JurnalPatroliNews – Jakarta – Partai Demokrasi Indonesia Perjuangan (PDIP) menegaskan bahwa Hasto Kristiyanto masih menjabat sebagai Sekretaris Jenderal meskipun telah divonis 3,5 tahun penjara dalam kasus suap oleh Pengadilan Tindak Pidana Korupsi (Tipikor).
Pernyataan itu disampaikan oleh Ketua DPP PDIP Djarot Saiful Hidayat, yang menekankan bahwa jabatan Sekjen belum akan diganti hingga partai menggelar kongres.
“Posisi Mas Hasto masih sebagai Sekjen hingga kongres mendatang. Soal pergantian, semuanya akan dibahas dalam forum kongres,” kata Djarot saat ditemui di Kantor DPP PDIP, Jalan Diponegoro, Jakarta, Minggu 27 Juli 2025.
Djarot juga memastikan bahwa tidak ada perubahan pada posisi Ketua Umum. Ia menyebut hasil Rakernas sebelumnya telah memutuskan Megawati Soekarnoputri tetap memimpin PDIP untuk periode 2025–2030.
“Kongres nanti hanya akan mengesahkan keputusan Rakernas, yang sudah bulat mendukung Ibu Megawati sebagai Ketua Umum,” jelasnya.
Sementara itu, kasus hukum yang menjerat Hasto bermula dari dugaan keterlibatannya dalam suap kepada mantan Komisioner KPU Wahyu Setiawan. Suap tersebut berkaitan dengan upaya mengurus pergantian antarwaktu (PAW) anggota DPR periode 2019–2024 demi kepentingan Harun Masiku.

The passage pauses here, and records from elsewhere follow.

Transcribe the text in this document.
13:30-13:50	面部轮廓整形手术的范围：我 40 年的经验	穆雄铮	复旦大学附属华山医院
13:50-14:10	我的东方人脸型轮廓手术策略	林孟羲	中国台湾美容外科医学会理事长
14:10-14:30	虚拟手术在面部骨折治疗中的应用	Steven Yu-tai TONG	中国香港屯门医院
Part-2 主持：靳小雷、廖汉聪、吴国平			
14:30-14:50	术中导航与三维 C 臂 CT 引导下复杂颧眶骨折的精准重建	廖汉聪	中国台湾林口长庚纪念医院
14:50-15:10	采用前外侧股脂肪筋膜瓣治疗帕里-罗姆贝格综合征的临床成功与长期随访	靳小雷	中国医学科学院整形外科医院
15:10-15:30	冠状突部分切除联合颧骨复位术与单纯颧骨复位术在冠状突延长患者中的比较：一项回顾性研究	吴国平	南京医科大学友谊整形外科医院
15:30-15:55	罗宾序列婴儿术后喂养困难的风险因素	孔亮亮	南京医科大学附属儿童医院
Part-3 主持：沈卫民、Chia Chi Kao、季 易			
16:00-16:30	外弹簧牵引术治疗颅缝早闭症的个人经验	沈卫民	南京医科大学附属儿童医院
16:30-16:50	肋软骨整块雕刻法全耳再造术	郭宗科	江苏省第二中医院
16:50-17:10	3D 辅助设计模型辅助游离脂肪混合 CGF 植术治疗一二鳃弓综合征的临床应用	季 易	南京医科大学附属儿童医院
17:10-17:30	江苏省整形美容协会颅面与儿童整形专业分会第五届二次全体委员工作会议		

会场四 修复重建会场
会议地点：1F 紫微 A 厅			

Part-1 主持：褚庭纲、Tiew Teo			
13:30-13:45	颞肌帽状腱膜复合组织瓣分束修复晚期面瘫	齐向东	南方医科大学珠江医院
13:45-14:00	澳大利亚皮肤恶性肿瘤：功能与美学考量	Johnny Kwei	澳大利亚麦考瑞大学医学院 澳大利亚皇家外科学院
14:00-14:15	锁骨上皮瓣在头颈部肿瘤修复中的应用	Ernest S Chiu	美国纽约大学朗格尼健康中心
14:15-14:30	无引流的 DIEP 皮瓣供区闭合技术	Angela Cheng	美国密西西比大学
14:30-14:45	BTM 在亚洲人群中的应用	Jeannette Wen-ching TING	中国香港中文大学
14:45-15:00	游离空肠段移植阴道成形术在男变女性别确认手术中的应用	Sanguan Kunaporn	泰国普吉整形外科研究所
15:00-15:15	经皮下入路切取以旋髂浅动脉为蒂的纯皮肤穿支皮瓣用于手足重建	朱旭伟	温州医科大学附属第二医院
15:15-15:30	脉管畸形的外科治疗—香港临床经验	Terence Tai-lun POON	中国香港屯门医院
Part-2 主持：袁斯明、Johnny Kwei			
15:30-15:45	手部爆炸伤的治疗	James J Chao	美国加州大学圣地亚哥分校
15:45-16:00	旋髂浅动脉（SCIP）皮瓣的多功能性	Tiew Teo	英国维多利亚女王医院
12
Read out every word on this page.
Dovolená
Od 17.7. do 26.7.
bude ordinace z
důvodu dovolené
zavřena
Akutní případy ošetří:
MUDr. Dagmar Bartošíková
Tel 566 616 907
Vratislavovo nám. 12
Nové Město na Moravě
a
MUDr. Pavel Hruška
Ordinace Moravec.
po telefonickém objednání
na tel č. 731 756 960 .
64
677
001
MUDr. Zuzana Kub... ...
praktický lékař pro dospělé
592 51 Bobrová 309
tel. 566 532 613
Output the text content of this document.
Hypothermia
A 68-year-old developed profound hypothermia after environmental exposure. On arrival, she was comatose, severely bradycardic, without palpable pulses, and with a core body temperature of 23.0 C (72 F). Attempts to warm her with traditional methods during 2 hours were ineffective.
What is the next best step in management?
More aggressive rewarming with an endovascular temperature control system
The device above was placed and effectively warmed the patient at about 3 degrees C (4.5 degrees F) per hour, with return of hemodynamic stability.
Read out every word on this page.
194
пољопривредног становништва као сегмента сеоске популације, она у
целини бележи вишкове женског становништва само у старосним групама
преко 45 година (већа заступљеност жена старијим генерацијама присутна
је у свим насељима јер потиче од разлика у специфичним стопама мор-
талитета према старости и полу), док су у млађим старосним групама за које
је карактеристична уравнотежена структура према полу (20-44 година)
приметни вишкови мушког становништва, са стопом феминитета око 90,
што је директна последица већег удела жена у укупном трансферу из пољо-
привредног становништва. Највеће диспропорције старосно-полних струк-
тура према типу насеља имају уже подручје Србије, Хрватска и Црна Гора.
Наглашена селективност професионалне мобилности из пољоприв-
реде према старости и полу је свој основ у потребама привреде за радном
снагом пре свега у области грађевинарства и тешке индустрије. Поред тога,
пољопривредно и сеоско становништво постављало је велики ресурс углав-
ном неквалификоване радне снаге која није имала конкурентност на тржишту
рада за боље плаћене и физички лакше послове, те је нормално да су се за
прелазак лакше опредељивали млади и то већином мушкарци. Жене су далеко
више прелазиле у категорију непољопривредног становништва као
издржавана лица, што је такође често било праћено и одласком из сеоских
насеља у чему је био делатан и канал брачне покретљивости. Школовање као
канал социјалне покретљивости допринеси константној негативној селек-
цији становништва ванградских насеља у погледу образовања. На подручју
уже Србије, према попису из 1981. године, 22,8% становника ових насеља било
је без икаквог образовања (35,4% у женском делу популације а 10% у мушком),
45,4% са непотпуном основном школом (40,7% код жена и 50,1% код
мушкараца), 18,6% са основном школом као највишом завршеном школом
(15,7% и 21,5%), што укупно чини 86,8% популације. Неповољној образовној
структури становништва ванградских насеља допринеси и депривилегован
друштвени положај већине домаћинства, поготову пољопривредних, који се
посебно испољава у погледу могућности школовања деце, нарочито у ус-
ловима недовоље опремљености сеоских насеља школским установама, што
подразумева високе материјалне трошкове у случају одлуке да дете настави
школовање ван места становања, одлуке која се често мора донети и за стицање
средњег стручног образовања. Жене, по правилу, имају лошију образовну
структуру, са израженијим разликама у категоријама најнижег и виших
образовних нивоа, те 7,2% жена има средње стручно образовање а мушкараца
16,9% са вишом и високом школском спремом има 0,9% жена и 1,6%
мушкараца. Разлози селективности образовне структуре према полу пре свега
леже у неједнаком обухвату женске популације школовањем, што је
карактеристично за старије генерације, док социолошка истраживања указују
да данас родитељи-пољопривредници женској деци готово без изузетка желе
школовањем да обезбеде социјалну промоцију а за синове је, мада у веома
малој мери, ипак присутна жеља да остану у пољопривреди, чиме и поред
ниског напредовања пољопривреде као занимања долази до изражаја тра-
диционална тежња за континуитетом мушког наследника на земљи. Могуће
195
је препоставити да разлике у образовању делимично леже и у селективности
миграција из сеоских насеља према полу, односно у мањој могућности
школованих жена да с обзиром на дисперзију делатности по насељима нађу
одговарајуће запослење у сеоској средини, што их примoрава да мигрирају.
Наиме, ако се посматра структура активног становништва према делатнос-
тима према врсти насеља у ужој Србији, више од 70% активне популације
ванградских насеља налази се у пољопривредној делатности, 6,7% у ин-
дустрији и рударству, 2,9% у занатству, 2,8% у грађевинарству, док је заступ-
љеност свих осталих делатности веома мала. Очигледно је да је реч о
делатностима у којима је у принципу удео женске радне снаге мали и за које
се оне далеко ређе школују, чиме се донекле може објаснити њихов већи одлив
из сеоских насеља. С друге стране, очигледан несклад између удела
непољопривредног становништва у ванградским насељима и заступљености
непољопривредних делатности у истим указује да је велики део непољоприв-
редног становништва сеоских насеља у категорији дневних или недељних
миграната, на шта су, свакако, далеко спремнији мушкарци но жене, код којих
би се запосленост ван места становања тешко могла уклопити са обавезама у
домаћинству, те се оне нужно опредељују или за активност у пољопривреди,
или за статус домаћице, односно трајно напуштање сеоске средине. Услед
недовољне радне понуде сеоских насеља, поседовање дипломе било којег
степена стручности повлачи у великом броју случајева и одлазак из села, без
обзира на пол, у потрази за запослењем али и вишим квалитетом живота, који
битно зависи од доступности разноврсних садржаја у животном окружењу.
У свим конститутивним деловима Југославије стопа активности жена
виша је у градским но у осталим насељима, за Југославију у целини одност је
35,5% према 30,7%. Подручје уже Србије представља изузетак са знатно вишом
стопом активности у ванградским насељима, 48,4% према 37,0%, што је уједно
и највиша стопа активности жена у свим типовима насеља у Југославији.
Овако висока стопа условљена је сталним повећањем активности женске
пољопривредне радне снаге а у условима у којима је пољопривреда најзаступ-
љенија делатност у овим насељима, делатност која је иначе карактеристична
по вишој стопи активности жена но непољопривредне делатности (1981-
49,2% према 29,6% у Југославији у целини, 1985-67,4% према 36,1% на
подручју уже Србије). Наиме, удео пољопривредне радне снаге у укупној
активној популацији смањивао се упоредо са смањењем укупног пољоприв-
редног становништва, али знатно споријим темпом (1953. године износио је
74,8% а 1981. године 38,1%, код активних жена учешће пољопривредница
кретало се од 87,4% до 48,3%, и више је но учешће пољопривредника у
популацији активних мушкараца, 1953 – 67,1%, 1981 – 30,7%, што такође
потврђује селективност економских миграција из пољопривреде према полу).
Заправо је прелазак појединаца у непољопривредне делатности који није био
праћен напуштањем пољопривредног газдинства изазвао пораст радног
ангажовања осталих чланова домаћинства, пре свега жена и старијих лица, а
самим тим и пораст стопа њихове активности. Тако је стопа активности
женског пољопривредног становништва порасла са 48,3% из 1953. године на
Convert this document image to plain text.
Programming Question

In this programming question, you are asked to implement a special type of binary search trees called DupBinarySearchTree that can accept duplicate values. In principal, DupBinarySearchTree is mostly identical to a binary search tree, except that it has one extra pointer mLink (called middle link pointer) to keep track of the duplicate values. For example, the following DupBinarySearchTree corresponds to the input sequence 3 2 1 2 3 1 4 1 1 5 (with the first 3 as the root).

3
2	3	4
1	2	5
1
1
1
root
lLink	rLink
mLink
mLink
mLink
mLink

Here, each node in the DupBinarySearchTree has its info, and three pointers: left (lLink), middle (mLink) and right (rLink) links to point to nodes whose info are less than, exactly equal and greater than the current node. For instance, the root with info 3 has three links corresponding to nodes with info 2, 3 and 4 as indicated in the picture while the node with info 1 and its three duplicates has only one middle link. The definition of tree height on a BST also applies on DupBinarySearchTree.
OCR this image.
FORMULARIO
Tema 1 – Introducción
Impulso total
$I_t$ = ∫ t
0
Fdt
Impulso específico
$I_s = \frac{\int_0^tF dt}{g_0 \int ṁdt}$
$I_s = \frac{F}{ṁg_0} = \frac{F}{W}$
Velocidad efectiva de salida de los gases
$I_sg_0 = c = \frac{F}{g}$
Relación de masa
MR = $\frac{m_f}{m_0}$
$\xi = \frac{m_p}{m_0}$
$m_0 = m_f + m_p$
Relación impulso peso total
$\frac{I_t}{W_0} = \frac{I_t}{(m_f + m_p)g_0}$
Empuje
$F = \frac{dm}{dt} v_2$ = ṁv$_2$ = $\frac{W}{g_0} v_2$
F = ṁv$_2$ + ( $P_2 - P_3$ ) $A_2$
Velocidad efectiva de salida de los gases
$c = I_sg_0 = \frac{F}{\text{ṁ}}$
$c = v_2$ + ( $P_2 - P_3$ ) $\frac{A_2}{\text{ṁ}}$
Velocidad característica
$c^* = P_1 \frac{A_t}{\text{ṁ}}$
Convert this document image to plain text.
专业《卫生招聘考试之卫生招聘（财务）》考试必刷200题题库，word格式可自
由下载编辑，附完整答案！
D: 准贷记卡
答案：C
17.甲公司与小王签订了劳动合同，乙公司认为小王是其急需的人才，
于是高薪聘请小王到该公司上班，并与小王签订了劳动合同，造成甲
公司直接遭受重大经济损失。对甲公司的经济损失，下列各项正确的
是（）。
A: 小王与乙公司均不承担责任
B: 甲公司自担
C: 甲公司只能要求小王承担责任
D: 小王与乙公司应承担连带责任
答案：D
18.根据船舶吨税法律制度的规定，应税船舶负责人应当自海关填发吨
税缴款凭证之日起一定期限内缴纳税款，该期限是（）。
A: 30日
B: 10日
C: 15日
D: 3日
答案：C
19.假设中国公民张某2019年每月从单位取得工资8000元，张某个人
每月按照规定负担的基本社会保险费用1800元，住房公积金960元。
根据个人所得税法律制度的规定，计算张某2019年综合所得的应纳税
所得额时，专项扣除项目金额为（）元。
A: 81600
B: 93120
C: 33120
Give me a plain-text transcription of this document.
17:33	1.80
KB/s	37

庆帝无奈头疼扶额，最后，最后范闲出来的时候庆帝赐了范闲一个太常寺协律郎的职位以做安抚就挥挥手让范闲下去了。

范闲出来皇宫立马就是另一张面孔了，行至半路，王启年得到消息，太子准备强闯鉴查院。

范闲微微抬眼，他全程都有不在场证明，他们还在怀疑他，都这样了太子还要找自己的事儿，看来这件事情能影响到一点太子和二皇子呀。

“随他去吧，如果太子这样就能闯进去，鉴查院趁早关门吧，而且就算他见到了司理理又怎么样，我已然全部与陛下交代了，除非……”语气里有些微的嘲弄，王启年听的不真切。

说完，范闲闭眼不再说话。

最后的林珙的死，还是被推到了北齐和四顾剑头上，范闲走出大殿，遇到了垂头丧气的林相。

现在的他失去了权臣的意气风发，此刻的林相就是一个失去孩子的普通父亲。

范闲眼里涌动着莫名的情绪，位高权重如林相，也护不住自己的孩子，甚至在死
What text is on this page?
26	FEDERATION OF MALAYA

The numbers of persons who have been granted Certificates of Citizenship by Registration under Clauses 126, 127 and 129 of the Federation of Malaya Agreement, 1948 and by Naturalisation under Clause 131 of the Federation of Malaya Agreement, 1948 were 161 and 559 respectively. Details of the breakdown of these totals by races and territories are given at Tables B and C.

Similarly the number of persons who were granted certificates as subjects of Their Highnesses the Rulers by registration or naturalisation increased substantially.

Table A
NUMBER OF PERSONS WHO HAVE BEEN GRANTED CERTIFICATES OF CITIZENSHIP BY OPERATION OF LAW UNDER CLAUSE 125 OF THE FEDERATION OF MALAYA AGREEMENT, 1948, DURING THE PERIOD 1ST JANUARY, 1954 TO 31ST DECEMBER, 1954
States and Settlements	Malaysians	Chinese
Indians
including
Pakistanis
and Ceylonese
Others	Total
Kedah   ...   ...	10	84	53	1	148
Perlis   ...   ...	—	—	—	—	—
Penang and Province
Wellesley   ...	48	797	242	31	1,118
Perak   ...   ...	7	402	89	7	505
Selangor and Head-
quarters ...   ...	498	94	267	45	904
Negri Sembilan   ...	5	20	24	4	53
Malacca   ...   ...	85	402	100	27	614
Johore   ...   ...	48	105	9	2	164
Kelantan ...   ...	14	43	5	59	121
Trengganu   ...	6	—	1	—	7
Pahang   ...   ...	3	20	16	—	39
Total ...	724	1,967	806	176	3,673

Ketua Majelis Hakim Rios Rahmanto menjatuhkan vonis 3 tahun 6 bulan penjara kepada Hasto, karena dinilai melanggar Pasal 5 ayat (1) huruf a Undang-Undang Tipikor, jo Pasal 55 ayat (1) ke-1 KUHP, jo Pasal 64 ayat (1) KUHP.
Meski demikian, hakim menyatakan Hasto tidak terbukti menghalangi penyidikan sebagaimana dimaksud dalam Pasal 21 UU Tipikor. Namun, tidak ditemukan alasan pembenar atau pemaaf dalam perkara tersebut.
“Hukuman ini dijatuhkan karena tidak ada alasan hukum yang membebaskan terdakwa dari tanggung jawabnya,” kata hakim saat membacakan putusan.
Dengan demikian, status Hasto di struktur PDIP belum berubah, dan seluruh proses reorganisasi akan mengikuti keputusan resmi dalam kongres partai selanjutnya.